By Bob Seay
August 3, 2011
BOSTON—The massive borrowing in support of Massachusetts’ transportation infrastructure has reached nearly unmanageable levels and we must find a way to pay it down or the problems with stalled locomotives, broken subway cars and crumbling bridges will only get worse.
Yesterday Richard Dimino President and CEO of A Better City outlined the scope of the fiscal problems facing the MBTA and other Massachusetts transit infrastructure. Today he talks about his ideas on how to fix them.
Two years ago, Massachusetts contemplated raising the gas tax to rescue the ailing Turnpike Authority but instead helped pay their bills using a portion of the increased state sales tax. Now that debts are mounting for other state transportation organizations a raise in the gas tax is being discussed again.
And as painful as it is to contemplate, Dimino says the benefits of a gas tax are easy to see across the Atlantic. Though Europeans are pay much more for gas, Dimino says they have a higher quality infrastructure and are currently expanding their transportation systems.
Although Lt. Gov Timothy Murray suggested two weeks ago that a gas tax hike is on the horizon, Dimino thinks the public would strongly oppose the move and doesn’t predict any increase in the near future.
Dimino suggests that sourcing funds to pay our transportation debts more broadly could be more palatable than one larger, more visible tax hike. Slightly increasing a variety of existing taxes like those on motor vehicles, payroll and parking combined with fees based on the number of miles one drives, emissions, development impact fees and a local option sales tax could all help to pay off the transportation system debts. It all sounds painful but Dimino says such an approach would avoid relying solely on the gas tax to solve the problem.

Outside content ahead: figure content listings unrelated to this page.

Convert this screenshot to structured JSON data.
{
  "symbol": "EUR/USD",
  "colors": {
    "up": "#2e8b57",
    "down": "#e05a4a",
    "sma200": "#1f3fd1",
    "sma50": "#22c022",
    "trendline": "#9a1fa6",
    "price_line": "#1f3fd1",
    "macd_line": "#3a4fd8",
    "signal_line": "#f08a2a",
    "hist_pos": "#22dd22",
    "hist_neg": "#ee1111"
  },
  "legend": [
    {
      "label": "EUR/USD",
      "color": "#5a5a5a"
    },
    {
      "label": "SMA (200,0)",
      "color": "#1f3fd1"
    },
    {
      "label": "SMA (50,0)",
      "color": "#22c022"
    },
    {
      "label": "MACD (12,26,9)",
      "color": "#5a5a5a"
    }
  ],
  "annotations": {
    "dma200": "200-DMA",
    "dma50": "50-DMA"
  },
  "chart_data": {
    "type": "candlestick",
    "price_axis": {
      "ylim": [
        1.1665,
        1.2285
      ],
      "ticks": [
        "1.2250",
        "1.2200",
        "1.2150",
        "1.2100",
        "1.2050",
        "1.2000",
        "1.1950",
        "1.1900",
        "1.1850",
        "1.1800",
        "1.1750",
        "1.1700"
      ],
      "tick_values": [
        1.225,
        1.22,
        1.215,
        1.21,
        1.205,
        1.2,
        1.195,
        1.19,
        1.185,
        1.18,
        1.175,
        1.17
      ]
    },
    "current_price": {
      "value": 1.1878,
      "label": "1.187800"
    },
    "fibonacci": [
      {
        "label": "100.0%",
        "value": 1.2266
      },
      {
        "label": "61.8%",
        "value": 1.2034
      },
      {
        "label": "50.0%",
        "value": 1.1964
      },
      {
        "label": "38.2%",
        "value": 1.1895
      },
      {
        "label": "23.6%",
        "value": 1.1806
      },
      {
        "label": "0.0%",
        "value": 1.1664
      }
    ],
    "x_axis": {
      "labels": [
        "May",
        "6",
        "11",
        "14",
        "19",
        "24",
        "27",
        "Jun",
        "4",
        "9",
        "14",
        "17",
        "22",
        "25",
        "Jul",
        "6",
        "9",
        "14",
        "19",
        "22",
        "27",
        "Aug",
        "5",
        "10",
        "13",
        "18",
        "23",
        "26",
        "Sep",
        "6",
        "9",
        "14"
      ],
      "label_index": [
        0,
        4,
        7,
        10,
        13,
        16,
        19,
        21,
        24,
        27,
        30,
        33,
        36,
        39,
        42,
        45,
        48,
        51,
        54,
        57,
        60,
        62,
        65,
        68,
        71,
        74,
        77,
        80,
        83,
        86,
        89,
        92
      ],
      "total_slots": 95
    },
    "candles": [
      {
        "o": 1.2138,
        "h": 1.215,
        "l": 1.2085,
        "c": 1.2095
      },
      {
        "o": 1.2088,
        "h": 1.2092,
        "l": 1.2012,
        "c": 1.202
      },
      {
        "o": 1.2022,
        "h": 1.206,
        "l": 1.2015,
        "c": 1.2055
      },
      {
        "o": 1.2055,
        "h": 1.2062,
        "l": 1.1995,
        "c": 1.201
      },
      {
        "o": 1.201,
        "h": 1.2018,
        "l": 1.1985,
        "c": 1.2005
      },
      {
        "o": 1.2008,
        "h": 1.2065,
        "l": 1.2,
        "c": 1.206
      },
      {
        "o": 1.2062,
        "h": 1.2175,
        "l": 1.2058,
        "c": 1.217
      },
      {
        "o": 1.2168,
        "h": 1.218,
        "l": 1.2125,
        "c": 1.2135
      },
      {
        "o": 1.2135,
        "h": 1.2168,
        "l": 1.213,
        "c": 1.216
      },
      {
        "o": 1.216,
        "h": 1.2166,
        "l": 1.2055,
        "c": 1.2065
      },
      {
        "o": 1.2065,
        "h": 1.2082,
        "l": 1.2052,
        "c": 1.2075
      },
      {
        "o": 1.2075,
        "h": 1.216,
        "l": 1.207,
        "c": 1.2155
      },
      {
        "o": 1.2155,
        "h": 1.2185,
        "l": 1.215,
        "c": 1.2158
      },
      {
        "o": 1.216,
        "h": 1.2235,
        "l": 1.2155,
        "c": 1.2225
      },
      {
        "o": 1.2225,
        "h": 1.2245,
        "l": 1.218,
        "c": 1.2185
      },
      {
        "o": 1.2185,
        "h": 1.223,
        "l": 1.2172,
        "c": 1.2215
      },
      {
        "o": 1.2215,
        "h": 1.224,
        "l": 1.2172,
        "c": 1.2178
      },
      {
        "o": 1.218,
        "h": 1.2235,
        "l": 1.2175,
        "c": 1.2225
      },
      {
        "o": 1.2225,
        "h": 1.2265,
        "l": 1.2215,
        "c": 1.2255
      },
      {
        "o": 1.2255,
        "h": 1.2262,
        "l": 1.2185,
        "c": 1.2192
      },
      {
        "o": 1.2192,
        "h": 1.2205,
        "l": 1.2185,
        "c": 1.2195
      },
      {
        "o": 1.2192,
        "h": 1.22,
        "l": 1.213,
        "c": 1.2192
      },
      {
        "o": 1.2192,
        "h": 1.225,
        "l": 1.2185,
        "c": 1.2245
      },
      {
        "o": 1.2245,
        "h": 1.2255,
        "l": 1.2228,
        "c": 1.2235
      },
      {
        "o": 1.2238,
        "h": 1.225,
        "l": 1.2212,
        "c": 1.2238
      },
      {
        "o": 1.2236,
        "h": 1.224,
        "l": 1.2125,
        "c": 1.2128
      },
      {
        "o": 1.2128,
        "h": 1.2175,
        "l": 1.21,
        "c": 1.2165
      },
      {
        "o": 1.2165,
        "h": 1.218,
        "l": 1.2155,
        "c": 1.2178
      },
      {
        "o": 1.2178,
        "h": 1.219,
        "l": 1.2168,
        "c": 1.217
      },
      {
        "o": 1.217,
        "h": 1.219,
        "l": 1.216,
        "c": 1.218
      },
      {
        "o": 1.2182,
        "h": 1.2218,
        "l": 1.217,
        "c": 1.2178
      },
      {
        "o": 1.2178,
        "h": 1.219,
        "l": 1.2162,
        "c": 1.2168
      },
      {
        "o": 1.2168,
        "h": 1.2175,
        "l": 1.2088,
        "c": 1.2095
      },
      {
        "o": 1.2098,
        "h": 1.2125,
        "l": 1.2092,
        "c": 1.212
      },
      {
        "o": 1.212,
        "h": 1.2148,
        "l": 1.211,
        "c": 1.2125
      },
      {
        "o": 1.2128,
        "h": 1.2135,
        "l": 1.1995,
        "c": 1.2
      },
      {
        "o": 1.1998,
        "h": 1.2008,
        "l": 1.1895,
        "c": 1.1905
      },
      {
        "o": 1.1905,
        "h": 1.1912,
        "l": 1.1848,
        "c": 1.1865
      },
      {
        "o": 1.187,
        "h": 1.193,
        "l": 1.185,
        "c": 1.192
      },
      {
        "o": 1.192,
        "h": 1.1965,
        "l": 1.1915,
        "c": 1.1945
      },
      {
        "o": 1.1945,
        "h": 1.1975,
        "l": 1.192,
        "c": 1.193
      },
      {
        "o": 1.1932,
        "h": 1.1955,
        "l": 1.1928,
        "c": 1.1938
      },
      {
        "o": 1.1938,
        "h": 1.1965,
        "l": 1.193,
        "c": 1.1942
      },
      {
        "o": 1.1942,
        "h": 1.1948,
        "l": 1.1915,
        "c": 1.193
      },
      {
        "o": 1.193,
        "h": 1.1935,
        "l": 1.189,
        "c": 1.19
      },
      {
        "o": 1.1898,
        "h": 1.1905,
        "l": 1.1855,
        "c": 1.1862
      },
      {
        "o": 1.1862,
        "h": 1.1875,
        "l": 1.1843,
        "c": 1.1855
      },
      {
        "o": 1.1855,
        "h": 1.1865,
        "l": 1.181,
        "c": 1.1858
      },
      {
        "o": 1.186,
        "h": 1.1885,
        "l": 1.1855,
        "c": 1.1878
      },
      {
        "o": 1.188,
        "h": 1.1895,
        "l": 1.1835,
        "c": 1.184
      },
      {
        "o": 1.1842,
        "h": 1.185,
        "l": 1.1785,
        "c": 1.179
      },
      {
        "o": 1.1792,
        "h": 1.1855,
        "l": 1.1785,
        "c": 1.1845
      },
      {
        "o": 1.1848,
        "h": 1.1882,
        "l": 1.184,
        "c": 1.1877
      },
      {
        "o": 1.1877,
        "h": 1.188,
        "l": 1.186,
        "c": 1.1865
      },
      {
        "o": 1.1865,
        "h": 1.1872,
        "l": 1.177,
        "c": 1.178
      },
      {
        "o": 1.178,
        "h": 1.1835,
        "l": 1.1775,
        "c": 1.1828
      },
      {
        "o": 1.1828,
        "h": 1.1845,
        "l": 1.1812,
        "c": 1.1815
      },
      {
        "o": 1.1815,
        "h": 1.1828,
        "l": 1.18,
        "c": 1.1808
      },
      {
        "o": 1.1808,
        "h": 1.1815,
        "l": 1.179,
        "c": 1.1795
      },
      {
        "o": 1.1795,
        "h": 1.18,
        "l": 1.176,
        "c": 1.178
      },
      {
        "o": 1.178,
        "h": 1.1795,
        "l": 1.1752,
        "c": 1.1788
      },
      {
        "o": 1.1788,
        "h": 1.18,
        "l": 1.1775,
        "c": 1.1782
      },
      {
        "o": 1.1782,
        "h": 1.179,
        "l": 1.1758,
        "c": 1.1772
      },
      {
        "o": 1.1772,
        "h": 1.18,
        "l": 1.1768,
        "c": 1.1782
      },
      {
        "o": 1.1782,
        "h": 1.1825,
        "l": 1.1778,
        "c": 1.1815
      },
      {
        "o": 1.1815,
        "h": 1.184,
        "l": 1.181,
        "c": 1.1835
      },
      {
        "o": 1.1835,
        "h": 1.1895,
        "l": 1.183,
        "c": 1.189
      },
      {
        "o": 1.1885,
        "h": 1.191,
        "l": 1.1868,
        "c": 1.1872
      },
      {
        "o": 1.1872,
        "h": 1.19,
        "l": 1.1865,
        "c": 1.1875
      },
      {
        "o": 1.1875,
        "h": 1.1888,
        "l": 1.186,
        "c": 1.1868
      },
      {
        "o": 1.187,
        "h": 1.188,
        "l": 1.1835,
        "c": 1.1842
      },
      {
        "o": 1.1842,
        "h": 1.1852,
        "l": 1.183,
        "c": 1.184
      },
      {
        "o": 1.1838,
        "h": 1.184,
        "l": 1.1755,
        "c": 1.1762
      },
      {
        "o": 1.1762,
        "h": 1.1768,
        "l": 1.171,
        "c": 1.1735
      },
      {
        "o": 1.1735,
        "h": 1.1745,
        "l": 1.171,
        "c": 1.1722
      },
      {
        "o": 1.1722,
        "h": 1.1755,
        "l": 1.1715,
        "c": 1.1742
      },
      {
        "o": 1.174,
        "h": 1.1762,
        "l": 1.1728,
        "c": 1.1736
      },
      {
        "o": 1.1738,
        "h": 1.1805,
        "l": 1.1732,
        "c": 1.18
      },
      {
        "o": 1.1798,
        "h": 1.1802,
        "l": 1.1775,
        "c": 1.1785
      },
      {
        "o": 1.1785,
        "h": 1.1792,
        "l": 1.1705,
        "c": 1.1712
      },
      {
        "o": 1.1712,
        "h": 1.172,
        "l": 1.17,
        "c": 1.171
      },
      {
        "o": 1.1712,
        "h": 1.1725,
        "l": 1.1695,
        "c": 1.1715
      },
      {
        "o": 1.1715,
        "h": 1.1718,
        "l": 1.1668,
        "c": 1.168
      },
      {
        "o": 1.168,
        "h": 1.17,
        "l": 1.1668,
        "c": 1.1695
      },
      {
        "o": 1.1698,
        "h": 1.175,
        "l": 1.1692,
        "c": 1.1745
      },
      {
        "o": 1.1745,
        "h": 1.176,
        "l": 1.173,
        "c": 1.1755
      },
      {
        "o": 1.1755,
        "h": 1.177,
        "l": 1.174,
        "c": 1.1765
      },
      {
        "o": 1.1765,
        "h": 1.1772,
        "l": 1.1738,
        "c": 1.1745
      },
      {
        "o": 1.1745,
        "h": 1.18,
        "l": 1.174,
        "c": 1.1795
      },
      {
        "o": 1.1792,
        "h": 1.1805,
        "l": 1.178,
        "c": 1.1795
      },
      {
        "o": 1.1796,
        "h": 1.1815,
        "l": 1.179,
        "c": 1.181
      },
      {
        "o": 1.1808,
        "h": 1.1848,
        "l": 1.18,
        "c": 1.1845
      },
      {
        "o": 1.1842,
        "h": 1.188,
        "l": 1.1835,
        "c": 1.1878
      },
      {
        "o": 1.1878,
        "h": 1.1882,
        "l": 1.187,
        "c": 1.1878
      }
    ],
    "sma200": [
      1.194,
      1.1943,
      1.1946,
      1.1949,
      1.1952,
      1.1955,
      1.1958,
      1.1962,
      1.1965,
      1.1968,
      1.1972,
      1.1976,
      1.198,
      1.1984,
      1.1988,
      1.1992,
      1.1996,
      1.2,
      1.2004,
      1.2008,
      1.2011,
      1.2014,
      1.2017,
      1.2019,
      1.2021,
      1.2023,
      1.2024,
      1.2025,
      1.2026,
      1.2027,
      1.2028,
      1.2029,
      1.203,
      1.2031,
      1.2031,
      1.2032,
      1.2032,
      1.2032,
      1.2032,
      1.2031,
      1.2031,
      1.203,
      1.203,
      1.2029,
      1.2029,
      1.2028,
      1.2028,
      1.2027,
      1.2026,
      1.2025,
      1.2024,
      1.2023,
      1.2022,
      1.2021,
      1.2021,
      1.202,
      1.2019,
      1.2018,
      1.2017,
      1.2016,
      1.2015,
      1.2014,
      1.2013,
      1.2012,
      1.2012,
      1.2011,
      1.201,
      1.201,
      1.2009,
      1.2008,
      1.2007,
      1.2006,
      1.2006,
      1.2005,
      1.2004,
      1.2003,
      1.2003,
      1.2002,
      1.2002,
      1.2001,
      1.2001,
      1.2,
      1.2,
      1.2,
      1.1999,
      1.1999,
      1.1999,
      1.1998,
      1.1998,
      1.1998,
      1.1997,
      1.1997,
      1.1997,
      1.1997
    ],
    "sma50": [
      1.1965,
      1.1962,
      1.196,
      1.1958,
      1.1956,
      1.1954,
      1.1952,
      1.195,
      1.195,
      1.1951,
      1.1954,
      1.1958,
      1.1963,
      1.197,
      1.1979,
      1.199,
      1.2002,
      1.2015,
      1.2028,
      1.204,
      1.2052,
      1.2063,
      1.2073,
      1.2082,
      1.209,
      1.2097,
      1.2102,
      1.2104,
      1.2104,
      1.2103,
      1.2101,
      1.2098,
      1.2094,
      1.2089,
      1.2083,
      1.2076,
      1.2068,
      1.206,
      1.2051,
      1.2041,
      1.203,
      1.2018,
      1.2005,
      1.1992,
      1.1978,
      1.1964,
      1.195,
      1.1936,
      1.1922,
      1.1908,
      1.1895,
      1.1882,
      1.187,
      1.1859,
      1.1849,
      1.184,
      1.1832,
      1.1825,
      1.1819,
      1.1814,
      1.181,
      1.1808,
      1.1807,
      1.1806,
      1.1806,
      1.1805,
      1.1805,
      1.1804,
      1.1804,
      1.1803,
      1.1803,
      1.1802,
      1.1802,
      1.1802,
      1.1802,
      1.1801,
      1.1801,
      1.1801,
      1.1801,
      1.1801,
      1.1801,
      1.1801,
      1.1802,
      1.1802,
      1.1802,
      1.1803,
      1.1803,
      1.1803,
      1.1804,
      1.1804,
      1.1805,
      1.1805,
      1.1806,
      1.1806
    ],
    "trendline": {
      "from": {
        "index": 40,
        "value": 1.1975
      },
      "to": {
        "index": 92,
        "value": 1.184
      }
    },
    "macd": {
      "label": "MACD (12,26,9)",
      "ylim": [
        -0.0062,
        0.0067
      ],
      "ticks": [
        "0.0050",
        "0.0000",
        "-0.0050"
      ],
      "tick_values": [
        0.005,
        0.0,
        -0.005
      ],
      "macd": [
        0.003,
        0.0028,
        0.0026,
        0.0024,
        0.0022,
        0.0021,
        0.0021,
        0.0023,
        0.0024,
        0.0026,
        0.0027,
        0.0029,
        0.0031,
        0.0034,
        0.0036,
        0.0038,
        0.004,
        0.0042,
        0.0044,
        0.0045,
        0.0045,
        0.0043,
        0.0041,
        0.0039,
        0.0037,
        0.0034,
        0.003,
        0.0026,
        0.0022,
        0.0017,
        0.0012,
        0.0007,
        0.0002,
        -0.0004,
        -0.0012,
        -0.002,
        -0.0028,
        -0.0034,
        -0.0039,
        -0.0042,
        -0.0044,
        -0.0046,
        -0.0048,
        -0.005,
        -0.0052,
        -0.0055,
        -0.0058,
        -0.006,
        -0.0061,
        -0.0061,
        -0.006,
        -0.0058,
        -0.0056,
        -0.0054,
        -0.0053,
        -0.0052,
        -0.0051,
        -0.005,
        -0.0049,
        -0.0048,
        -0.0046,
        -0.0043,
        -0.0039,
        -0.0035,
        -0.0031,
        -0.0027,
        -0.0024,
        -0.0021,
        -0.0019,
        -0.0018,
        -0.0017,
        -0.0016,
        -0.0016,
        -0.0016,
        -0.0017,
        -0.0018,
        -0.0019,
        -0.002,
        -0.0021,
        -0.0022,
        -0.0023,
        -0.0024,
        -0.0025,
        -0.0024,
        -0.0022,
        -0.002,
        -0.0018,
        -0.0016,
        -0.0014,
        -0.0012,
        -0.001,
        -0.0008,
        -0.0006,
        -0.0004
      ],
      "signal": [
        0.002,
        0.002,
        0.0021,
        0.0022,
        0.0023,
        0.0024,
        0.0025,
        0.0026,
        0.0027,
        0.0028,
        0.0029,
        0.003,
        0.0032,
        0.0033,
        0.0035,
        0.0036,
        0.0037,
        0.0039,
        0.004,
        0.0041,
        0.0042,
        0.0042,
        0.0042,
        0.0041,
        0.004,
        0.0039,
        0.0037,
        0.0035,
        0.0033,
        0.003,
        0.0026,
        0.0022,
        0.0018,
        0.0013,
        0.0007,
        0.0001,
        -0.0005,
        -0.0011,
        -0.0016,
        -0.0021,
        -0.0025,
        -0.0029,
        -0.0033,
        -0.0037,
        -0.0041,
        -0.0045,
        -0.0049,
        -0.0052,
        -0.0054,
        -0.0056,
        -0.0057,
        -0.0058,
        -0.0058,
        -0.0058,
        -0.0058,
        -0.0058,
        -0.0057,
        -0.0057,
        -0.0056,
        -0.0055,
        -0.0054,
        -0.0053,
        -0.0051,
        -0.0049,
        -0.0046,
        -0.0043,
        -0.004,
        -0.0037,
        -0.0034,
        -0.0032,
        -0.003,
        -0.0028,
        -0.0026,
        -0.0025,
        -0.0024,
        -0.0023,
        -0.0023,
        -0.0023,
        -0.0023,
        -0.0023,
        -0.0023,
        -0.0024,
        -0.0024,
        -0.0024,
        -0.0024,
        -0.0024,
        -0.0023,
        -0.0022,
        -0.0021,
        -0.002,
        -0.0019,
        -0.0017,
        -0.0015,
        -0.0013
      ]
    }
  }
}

“If you find lots of little places where people can chip in, it adds up to a lot of money and you start hammering away at the five hundred million dollar deficit at the MBTA, maybe you start chipping away at the huge debt service our transportation system has, maybe we can find a way to plan expansion––dare I say the next set of improvements in our transportation system.”
And then there is a bigger player that Dimino says has yet to be tapped.
“Could we look at the airport as being a stronger financial partner with our transit system I think the answer to that is yes. We can look at that either through parking receipts—another option is pay a local assessment –should there be some kind of structured assessment on the port relative to the transit services it gets everyday”
In fact, MASSPORT already has a working group looking at the issue: At their meeting on July 21st Interim Massport CEO David Mackey said he supported efforts to explore how Massport might contribute more to the transit system, but cautioned that
any action taken cannot jeopardize Massport’s ability to fund the operating and capital costs of the seaport including the Conley terminal, or its financing relationship with the FAA which is its primary source of funding, or its mission to provide “operation of its airport and seaport facilities in a safe, secure and world class manner.”
In other words, assessing the airport for additional money for transportation infrastructure is not going to be easy.
It seems there’s no easy way to get more money but most officials agree that without more revenue Massachusetts’ transportation funding crisis will worsen, and the system will deteriorate.
Dimino admits the biggest challenge is convincing a skeptical public that paying for transportation infrastructure maintenance and improvements will improve their quality of life.
“I think the public, once they understand that not investing in transportation affects their pocketbook in a different way and also puts them and their commute at risk and at the same time hurts our economy–– they hopefully will rally with our legislators and our legislators will be willing to take risks and lead us to solving these problems.”
That may be wishful thinking on Dimino’s part but the financial threat to our transportation system won’t go away and at some point we’ll have to pay our way out of Debt Valley.